Sendromun çok önemli ve karakteristik bir özelliğini vurgulamak gerekir. En şiddetli postural hipotonik çöküşün bile ortadan kaldırılması için ilaç kullanmaya gerek olmadığı gerçeğinde yatmaktadır. Tüm fenomenler hemen ortadan kalktığı için hamile bir kadının veya doğum yapan bir kadının kendi tarafına dönmesi yeterlidir.
Bizim tarafımızdan incelenen 16 kadında doğum sonucu aşağıdaki gibidir. Sadece 8 çocuk kendiliğinden doğdu, diğer durumlarda doğumlar ameliyat oldu. 5 hamile kadında ve doğum yapan kadınlarda tamamlanır sezaryen 4 doğumda forseps (iki olgu), bir vakum çıkarıcı ve fetüsün pelvik uçtan çıkarılması kullanıldı. 5 vakada operatif doğum için tek endikasyon fetal asfiksi idi. Diğer durumlarda, bunun endikasyonları annenin ve fetüsün yanındaydı. 17 çocuktan (bir doğum ikizdi) 11'inde doğumda belirli asfiksi belirtileri vardı. 2 ölü doğum vardı, bir fetüsün ölümü intranatal olarak gerçekleşti; ikincisi asfikside doğdu, ancak onu diriltmek mümkün değildi. Bu asfiksiler, özellikle 5 asfiksi ile hiçbiri mevcut olmadığından, ekstragenital hastalıklar ve mevcut obstetrik patoloji ile tek başına açıklanamaz. Ek olarak, kalp hastalığı olan bir kadın doğumda herhangi bir komplikasyon olmadan iyileşti. Ve ekstragenital hastalıkları olan diğer üç kadın, bunların formlarını telafi etti ve önceden hastaneye yatırıldı ve doğum için hazırlandı.
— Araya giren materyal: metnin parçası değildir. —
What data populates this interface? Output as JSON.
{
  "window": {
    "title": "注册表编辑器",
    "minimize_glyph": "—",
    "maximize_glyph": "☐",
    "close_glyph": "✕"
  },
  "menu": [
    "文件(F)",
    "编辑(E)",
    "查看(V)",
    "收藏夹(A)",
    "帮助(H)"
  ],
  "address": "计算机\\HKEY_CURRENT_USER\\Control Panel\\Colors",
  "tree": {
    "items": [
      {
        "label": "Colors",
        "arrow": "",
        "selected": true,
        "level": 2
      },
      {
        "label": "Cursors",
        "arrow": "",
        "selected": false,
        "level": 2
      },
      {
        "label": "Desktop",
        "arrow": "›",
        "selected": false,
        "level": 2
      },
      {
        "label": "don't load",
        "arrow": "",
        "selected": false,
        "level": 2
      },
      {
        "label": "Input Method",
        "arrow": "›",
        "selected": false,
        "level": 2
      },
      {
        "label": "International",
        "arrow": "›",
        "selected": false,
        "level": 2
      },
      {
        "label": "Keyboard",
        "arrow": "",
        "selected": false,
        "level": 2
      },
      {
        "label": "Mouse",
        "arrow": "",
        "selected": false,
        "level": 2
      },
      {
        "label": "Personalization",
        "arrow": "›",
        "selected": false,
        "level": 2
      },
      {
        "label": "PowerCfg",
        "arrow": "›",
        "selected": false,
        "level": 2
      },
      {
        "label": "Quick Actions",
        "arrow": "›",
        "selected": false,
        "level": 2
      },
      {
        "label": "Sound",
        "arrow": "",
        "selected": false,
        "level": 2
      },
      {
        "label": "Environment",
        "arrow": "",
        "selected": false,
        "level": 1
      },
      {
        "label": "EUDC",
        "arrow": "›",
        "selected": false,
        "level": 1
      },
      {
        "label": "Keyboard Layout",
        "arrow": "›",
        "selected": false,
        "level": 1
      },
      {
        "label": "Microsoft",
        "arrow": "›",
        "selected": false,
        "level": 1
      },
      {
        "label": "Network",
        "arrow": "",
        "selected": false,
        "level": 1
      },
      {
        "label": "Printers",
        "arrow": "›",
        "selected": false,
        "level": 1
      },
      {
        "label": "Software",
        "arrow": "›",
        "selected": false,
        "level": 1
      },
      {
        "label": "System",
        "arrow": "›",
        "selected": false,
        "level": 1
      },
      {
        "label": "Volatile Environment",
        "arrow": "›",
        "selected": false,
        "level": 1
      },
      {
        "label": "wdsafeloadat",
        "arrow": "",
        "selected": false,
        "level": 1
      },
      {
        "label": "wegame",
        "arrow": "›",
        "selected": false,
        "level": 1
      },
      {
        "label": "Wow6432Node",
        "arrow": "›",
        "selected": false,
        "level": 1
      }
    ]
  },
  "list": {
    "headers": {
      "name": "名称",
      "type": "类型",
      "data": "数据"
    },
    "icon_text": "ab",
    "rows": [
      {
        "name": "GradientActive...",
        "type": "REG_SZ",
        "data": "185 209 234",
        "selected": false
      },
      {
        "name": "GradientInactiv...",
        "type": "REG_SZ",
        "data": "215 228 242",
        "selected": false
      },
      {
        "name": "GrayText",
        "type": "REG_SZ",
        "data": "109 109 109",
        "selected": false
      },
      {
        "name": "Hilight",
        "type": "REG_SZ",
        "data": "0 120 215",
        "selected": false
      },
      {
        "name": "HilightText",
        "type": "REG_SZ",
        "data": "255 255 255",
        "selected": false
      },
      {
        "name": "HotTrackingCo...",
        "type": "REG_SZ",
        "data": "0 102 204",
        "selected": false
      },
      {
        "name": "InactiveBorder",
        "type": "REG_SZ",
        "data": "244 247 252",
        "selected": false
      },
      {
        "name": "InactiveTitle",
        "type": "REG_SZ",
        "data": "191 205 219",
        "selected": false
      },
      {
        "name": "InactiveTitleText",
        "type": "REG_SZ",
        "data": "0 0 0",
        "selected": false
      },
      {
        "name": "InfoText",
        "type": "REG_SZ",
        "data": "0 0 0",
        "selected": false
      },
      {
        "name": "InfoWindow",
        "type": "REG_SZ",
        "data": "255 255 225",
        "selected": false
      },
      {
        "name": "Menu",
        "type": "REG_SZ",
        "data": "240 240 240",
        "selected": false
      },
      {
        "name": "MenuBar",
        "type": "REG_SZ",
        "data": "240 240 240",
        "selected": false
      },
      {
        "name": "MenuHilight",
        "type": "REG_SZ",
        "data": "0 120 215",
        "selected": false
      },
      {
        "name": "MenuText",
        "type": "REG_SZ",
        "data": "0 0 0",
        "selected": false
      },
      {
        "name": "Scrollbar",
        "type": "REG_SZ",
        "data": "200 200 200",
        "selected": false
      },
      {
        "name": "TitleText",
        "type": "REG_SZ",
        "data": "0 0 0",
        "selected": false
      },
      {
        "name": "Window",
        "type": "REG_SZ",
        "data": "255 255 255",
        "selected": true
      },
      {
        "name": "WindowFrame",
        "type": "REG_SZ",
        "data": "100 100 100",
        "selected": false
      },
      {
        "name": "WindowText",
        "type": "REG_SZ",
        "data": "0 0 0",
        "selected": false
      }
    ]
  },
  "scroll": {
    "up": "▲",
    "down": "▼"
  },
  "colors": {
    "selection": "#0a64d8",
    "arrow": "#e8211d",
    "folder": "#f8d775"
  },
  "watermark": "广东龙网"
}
Görünüşe göre, fetal asfiksi oluşumu, alt vena kavanın sıkışmasının neden olduğu hipotansif sendrom fenomeni ile ilişkilidir. İkincisi doğumda gerçekleşti, çünkü periyodik olarak doğum yapan tüm kadınlar, özellikle girişimler sırasında sırtlarında pozisyon almaya zorlandı.
Doğumun üçüncü aşamasının başlangıcından itibaren, doğum yapan tüm kadınlara yatay bir pozisyon verildi, ancak hiçbiri hipotansif sendrom belirtileri tespit edemedi.
Doğum sonrası dönemde kadınlar sırt üstü pozisyondan kaçınmayı bırakmakla kalmamış, hatta tam tersine zamanlarının çoğunu sırt üstü geçirmeyi tercih etmişlerdir.
Sonuçlar:
1. Postural hipotansif sendromlu hamile kadınların çoğunda ekstragenital ve obstetrik patoloji yoktur. Bu komplikasyonda hemodinamik bozuklukların patogenezinde lider vena kava inferiorun uterus tarafından sıkıştırılmasıdır.
1. Postural hipotonik çöküşün durumu, hemorajik şok resmine benzer, bu da aşağıdakilere yol açabilir: teşhis hatası, yanlış tedavi yönteminin kullanılması ve doğum taktikleri.
2. için ayırıcı tanı ve hamile kadını bu durumdan çıkarmak için, tercihen rahmi orta hattan kaydıracak bir eğimle yan çevirmek veya yarı oturur pozisyona getirmek yeterlidir.
3. Vena kava inferiorun basısı sırasında annede gelişen hipotansiyon fetüsü olumsuz etkileyerek asfiksiye neden olur.
4. Tanımlanan sendromu önlemek için, buna yatkın olan kadınlarda doğum, doğum yapan kadın kendi tarafında olacak şekilde yapılmalıdır. Vücudun oldukça yükseltilmiş bir baş ucu ve bir kısmı yana doğru eğilerek doğum yapmak da mümkündür.